Marco Rubio: Security risk to the U.S.

Sen. Marco Rubio once called former Secretary of State Hillary Clinton “irresponsible” for using a private email server while she served as the nation’s top diplomat. Recently, and now under the Trump spell, Rubio seems to have changed his tune when it comes to top secrets that can be used to destroy the U.S. 

“This is really at its core a storage argument that they’re making. … I don’t think a fight over storage of documents is worthy of what they’ve done.” Those were the words uttered by Florida Senator Marco Rubio to a Miami TV news reporter in the aftermath of the FBI’s raid on Mar-a-Lago, where they seized illegally taken government records by former president Donald Trump. 

So Rubio, the top-ranking Republican on the Senate Intelligence Committee, who defends the former president no matter the situation, felt that, as The Washingto Post reported, documents “describing a foreign government’s military defenses, including its nuclear capabilities, and found by FBI agents who searched former president Donald Trump’s Mar-a-Lago residence and private club last month,” was much to do about a storage problem.

A storage problem?

Marco Rubio’s reaction to the stolen, top-secret, government records leaves one scratching one’s head. These top-secret files, which Trump assured earlier this year had all been returned, were actually stored, and not very safely, at Mar-a-Lago, the former president’s Palm Beach country club where people come and go and where security has been known to be lax — note the recent revelation of a Ukrainian woman posing as ‘heiress’ Anna De Rothschild who gained access to the Trump home by ingratiating herself with Trump and his entourage. And Rubio, the Senate’s top ranking intelligence committee member, a U.S. officials who should be safeguarding the nation’s most important secrets, passes off the stolen files as a “storage problem!” 
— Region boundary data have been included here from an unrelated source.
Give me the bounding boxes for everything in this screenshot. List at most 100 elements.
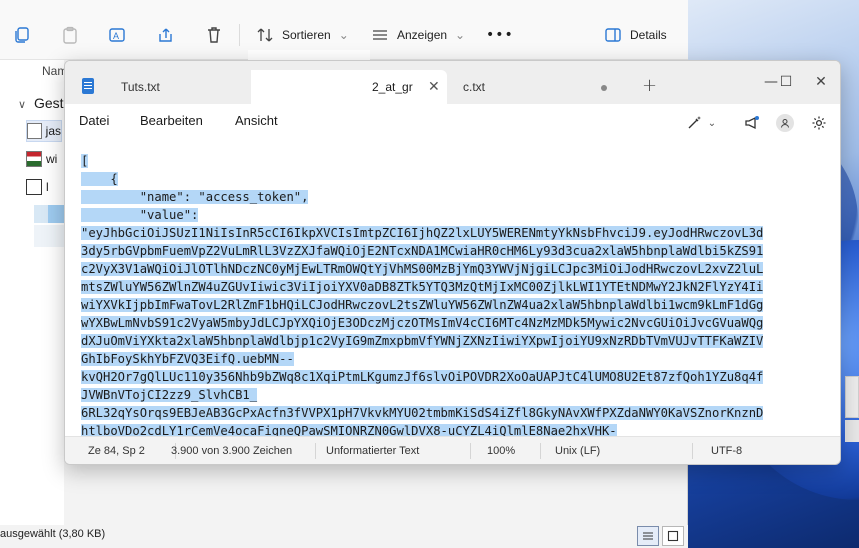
close-icon[interactable]: ✕: [428, 78, 440, 95]
text-line[interactable]: wYXBwLmNvbS91c2VyaW5mbyJdLCJpYXQiOjE3ODc…: [81, 314, 764, 332]
selection-status: ausgewählt (3,80 KB): [0, 528, 106, 540]
text-format[interactable]: Unformatierter Text: [326, 445, 419, 457]
encoding[interactable]: UTF-8: [711, 445, 742, 457]
sort-button[interactable]: Sortieren ⌄: [256, 20, 349, 50]
details-view-button[interactable]: [637, 526, 659, 546]
text-line[interactable]: htlboVDo2cdLY1rCemVe4ocaFigneQPawSMIONRZ…: [81, 422, 763, 436]
scrollbar-thumb[interactable]: [845, 376, 859, 418]
megaphone-icon: [745, 116, 759, 130]
settings-button[interactable]: [807, 111, 831, 135]
tab-label: Tuts.txt: [121, 80, 160, 94]
menu-file[interactable]: Datei: [79, 113, 109, 128]
tab-label: c.txt: [463, 80, 486, 94]
tiles-view-button[interactable]: [662, 526, 684, 546]
file-row[interactable]: jas: [26, 120, 62, 142]
selected-text: c2VyX3V1aWQiOiJlOTlhNDczNC0yMjEwLTRmOWQt…: [81, 262, 764, 276]
menu-view[interactable]: Ansicht: [235, 113, 278, 128]
chevron-down-icon[interactable]: ⌄: [705, 111, 719, 135]
text-line[interactable]: wiYXVkIjpbImFwaTovL2RlZmF1bHQiLCJodHRwcz…: [81, 296, 764, 314]
text-line[interactable]: kvQH2Or7gQlLUc110y356Nhb9bZWq8c1XqiPtmLK…: [81, 368, 764, 386]
status-divider: [470, 443, 471, 459]
notepad-window: Tuts.txt 2_at_gr ✕ c.txt + — ☐ ✕ Datei B…: [64, 60, 841, 465]
text-line[interactable]: GhIbFoySkhYbFZVQ3EifQ.uebMN--: [81, 350, 763, 368]
text-line[interactable]: mtsZWluYW56ZWlnZW4uZGUvIiwic3ViIjoiYXV0a…: [81, 278, 764, 296]
file-name: wi: [46, 152, 58, 166]
view-label: Anzeigen: [397, 28, 448, 42]
selected-text: JVWBnVTojCI2zz9_SlvhCB1_: [81, 388, 258, 402]
menu-bar: Datei Bearbeiten Ansicht ⌄: [65, 104, 840, 138]
text-line[interactable]: c2VyX3V1aWQiOiJlOTlhNDczNC0yMjEwLTRmOWQt…: [81, 260, 764, 278]
editor-content[interactable]: [ { "name": "access_token", "value": "eyJ…: [81, 152, 764, 436]
chevron-down-icon: ⌄: [338, 28, 349, 42]
archive-icon: [26, 151, 42, 167]
text-line[interactable]: "eyJhbGciOiJSUzI1NiIsInR5cCI6IkpXVCIsImt…: [81, 224, 764, 242]
selected-text: htlboVDo2cdLY1rCemVe4ocaFigneQPawSMIONRZ…: [81, 424, 617, 436]
zoom-level[interactable]: 100%: [487, 445, 515, 457]
group-header[interactable]: ∨ Gest: [18, 95, 64, 111]
share-icon: [159, 28, 172, 42]
text-line[interactable]: JVWBnVTojCI2zz9_SlvhCB1_: [81, 386, 763, 404]
text-line[interactable]: "value":: [81, 206, 763, 224]
gear-icon: [812, 116, 826, 130]
text-line[interactable]: dXJuOmViYXkta2xlaW5hbnplaWdlbjp1c2VyIG9m…: [81, 332, 764, 350]
account-button[interactable]: [773, 111, 797, 135]
paste-button[interactable]: [61, 20, 79, 50]
unsaved-dot-icon: [601, 85, 607, 91]
copy-button[interactable]: [13, 20, 31, 50]
close-window-button[interactable]: ✕: [803, 67, 839, 97]
selected-text: kvQH2Or7gQlLUc110y356Nhb9bZWq8c1XqiPtmLK…: [81, 370, 764, 384]
file-row[interactable]: l: [26, 176, 62, 198]
trash-icon: [208, 27, 220, 43]
text-line[interactable]: 6RL32qYsOrqs9EBJeAB3GcPxAcfn3fVVPX1pH7Vk…: [81, 404, 764, 422]
cursor-position: Ze 84, Sp 2: [88, 445, 145, 457]
menu-edit[interactable]: Bearbeiten: [140, 113, 203, 128]
tab-active[interactable]: 2_at_gr ✕: [365, 70, 447, 104]
text-line[interactable]: {: [81, 170, 763, 188]
title-bar: Tuts.txt 2_at_gr ✕ c.txt + — ☐ ✕: [65, 61, 840, 104]
explorer-status-bar: ausgewählt (3,80 KB): [0, 525, 688, 548]
group-label: Gest: [33, 95, 64, 111]
tab-c[interactable]: c.txt: [449, 70, 619, 104]
text-line[interactable]: "name": "access_token",: [81, 188, 763, 206]
selected-text: mtsZWluYW56ZWlnZW4uZGUvIiwic3ViIjoiYXV0a…: [81, 280, 764, 294]
file-name: jas: [45, 124, 61, 138]
text-line[interactable]: 3dy5rbGVpbmFuemVpZ2VuLmRlL3VzZXJfaWQiOjE…: [81, 242, 764, 260]
status-bar: Ze 84, Sp 2 3.900 von 3.900 Zeichen Unfo…: [65, 436, 840, 464]
chevron-down-icon: ⌄: [455, 28, 466, 42]
sort-icon: [257, 28, 273, 42]
redacted-area: [251, 70, 371, 104]
text-editor[interactable]: [ { "name": "access_token", "value": "eyJ…: [65, 138, 840, 436]
status-divider: [315, 443, 316, 459]
toolbar-divider: [239, 24, 240, 46]
status-divider: [540, 443, 541, 459]
view-button[interactable]: Anzeigen ⌄: [371, 20, 465, 50]
selected-text: 3dy5rbGVpbmFuemVpZ2VuLmRlL3VzZXJfaWQiOjE…: [81, 244, 764, 258]
delete-button[interactable]: [205, 20, 223, 50]
details-label: Details: [630, 28, 667, 42]
new-tab-button[interactable]: +: [642, 75, 657, 96]
notifications-button[interactable]: [740, 111, 764, 135]
tab-label: 2_at_gr: [372, 80, 413, 94]
avatar-icon: [776, 114, 794, 132]
copilot-write-button[interactable]: [682, 111, 706, 135]
selected-text: "eyJhbGciOiJSUzI1NiIsInR5cCI6IkpXVCIsImt…: [81, 226, 764, 240]
tab-tuts[interactable]: Tuts.txt: [107, 70, 247, 104]
text-line[interactable]: [: [81, 152, 763, 170]
sort-label: Sortieren: [282, 28, 331, 42]
line-ending[interactable]: Unix (LF): [555, 445, 600, 457]
image-icon: [26, 179, 42, 195]
svg-text:A: A: [113, 31, 119, 41]
view-icon: [373, 30, 387, 40]
more-options-button[interactable]: •••: [486, 20, 514, 50]
rename-button[interactable]: A: [108, 20, 126, 50]
redacted-area: [34, 225, 64, 247]
details-button[interactable]: Details: [604, 20, 667, 50]
share-button[interactable]: [157, 20, 175, 50]
maximize-button[interactable]: ☐: [771, 67, 801, 97]
selected-text: wYXBwLmNvbS91c2VyaW5mbyJdLCJpYXQiOjE3ODc…: [81, 316, 764, 330]
notepad-app-icon: [82, 78, 94, 94]
text-file-icon: [27, 123, 42, 139]
file-row[interactable]: wi: [26, 148, 62, 170]
scrollbar-track[interactable]: [845, 420, 859, 442]
file-name: l: [46, 180, 49, 194]
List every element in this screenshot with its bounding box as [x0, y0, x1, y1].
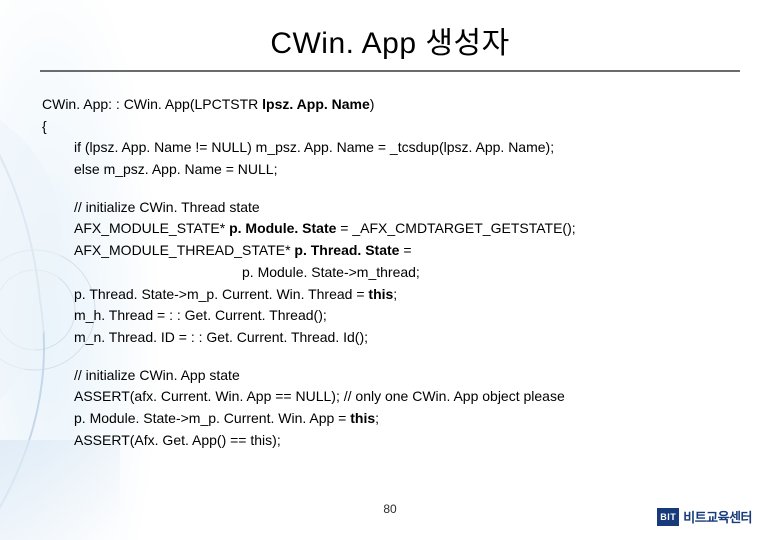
- brand-logo: BIT: [657, 508, 679, 526]
- code-line: else m_psz. App. Name = NULL;: [42, 159, 734, 181]
- code-line: ): [370, 96, 375, 112]
- code-line: CWin. App: : CWin. App(LPCTSTR: [42, 96, 262, 112]
- code-comment: // initialize CWin. App state: [42, 365, 734, 387]
- code-line: m_h. Thread = : : Get. Current. Thread()…: [42, 305, 734, 327]
- code-line: ASSERT(afx. Current. Win. App == NULL); …: [42, 386, 734, 408]
- brand: BIT 비트교육센터: [657, 507, 752, 526]
- code-line: p. Thread. State->m_p. Current. Win. Thr…: [42, 284, 734, 306]
- code-bold: lpsz. App. Name: [262, 96, 370, 112]
- code-line: p. Module. State->m_thread;: [42, 262, 734, 284]
- code-line: AFX_MODULE_STATE* p. Module. State = _AF…: [42, 218, 734, 240]
- code-line: {: [42, 118, 47, 134]
- code-line: if (lpsz. App. Name != NULL) m_psz. App.…: [42, 137, 734, 159]
- code-block-3: // initialize CWin. App stateASSERT(afx.…: [42, 365, 734, 452]
- code-line: ASSERT(Afx. Get. App() == this);: [42, 430, 734, 452]
- brand-text: 비트교육센터: [683, 507, 752, 526]
- code-line: p. Module. State->m_p. Current. Win. App…: [42, 408, 734, 430]
- code-line: AFX_MODULE_THREAD_STATE* p. Thread. Stat…: [42, 240, 734, 262]
- code-block-1: CWin. App: : CWin. App(LPCTSTR lpsz. App…: [42, 94, 734, 181]
- slide: CWin. App 생성자 CWin. App: : CWin. App(LPC…: [0, 0, 780, 540]
- title-area: CWin. App 생성자: [40, 18, 740, 68]
- footer: 80 BIT 비트교육센터: [0, 502, 780, 526]
- page-number: 80: [383, 502, 396, 516]
- code-content: CWin. App: : CWin. App(LPCTSTR lpsz. App…: [40, 72, 740, 451]
- slide-title: CWin. App 생성자: [40, 18, 740, 62]
- code-comment: // initialize CWin. Thread state: [42, 197, 734, 219]
- code-line: m_n. Thread. ID = : : Get. Current. Thre…: [42, 327, 734, 349]
- code-block-2: // initialize CWin. Thread stateAFX_MODU…: [42, 197, 734, 349]
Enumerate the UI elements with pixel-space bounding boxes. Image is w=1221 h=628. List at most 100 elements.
In a fundraising email he has called it the “radical left’s witch hunt.”

As David Corn of Mother Jones wrote: “Rubio has been one of the loudest voices denouncing the bureau [the FBI] and amplifying the MAGA message that Trump has been unfairly victimized by Democrats and the Deep State.”  

But why, Little Marco?

There are many reasons for Rubio’s reaction and support of Trump. One is the fact that he’s running a close reelection race against congresswoman Val Demings. Based on an average of the latest polls, Real Clear Politics has Rubio leading the Democrat, Demings, by 2.3 percentage points — well within most any survey’s margin of error. In other words, although still leaning Republican, this race is a toss-up. 

Rubio knows this and knows he needs the Trump voters in Florida. As for the nation’s top secrets which he has sworn to protect? The heck with them as long as he wins his race. Which bring up the question every Florida voters should ask him or herself: Is Rubio up to the task? And can we trust him?

Marco does not deserve our respect

The Mar-a-Lago stolen files case brings up a comparison that also involves Rubio. It deals with the position the senator took when Hillary Clinton was being investigated for her handling of emails at the State Department when she was Secretary of State. 

Here’s what Corn had to say in his Mother Jones article:

“A few years ago, Rubio adopted a much more aggressive approach to the mishandling of government records when Clinton’s emails were the issue. He blasted her as ‘irresponsible’ for using a personal email server for Department of State correspondence and voiced concern that she had made classified information vulnerable to foreign spy services. When FBI director James Comey publicly recommended Clinton not be prosecuted, Rubio proclaimed Clinton’s conduct was ‘disgraceful’ and complained she had left ‘sensitive and classified national security information vulnerable to theft and exploitation by America’s enemies.’ He added, ‘Her actions were grossly negligent, damaged national security and put lives at risk.’”

In his article, now referring to the present, Corn adds that “This week, the Washington Post reported that one of these documents described a foreign government’s military defenses, including its nuclear capabilities and that some of the seized records ‘detail top-secret U.S. operations so closely guarded that many senior national security officials are kept in the dark about them. Only the president, some members of his Cabinet or a near-Cabinet-level official could authorize other government officials to know details of these special-access programs.’”

Rubio must have seen something the polls have not revealed because he seems desperate. In the email to contributors where he goes after the “radical left” he also throws red meat to South Florida Cubans by writing that “I’ll say it plain and simple, using government power to persecute political opponents is something we have seen many times from Marxist dictatorships, but now, we’re seeing it from the Biden administration.” 

The Senate election in Florida is in November. The stakes are high — unless voters don’t consider nuclear secrets and other highly classified government information, and who has access to it, not very important. 

I’ll let David Corn finish for me:

“Should the Republicans win the Senate in the midterm elections, Rubio might well become chair of the intelligence committee once more and, presumably, not care deeply about the possible threat Trump’s heist of top-secret records has posed to US national security. With his cavalier attitude toward the protection of secret material, Rubio might himself pose a national security risk.”